ISAI student has asked for the wisdom of the Perl Monks concerning the following question:
Hello all. I am doing reshape of an old, 16,000 lines of 1 file PERL script, riddled with global variables, to a more modular, use strict compatible packages files. It even less fun than it sounds. I have come to the situation where I try to auto-convert the global variables to local ones. As some of these variables are hash of hash of hashes, this thing can be very long, and hard to automate.
What that I have come to think that instead of rewriting it from scratch, is to have all of the previous global variables defined as "my" in the main loop, have a hash that would collect them, then pass a reference to the hash to thes subroutines in the file. I.E. In the main loop, there is a global variable, $foo.
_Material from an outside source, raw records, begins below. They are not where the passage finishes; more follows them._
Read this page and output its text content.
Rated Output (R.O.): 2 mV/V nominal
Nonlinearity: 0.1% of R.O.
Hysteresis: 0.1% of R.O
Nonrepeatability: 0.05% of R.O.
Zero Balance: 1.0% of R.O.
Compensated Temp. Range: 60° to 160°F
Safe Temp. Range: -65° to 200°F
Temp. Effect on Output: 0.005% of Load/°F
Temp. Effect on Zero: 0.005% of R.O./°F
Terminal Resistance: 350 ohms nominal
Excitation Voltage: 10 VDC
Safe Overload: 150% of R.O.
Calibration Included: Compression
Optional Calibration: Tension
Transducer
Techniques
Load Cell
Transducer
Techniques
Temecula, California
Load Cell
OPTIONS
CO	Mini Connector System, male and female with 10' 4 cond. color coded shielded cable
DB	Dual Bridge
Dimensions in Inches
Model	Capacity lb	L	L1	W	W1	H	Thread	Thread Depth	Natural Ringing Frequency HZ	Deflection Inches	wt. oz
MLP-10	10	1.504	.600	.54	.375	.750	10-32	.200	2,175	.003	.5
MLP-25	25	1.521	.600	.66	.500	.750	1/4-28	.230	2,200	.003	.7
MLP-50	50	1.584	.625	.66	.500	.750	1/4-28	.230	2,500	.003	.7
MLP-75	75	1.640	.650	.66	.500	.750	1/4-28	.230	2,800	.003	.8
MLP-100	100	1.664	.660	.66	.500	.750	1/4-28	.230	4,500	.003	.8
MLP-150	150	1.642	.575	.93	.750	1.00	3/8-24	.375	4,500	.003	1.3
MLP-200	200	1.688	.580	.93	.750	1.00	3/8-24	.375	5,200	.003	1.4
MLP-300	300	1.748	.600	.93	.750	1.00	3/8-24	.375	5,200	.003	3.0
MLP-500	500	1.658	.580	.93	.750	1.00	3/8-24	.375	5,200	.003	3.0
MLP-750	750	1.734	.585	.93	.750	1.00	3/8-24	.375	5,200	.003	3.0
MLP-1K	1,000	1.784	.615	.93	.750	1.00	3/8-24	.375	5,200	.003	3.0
Now I can converting it to a hash passable, my variable
Then, in the sub sub1:my $foo; my %hash; $hash{'$foo'}=\$foo; sub1 (\%hash);
What that I would like to have is a subroutine that can generate all these my variables (there are well over 50), w/o resorting to copy paste it all the time. I.E.sub sub1{ my $ref_from_global = shift; my $foo=${$$ref_from_gloabl{'$$foo'}}; }
sub sub1 { my $dat_ref = shift; my $code_ref = shift; eval {&\code_ref); }
When the line eval {&\code_ref);, is eqauivalent to the line above, and getting variables generated within the same scope. Is that possible?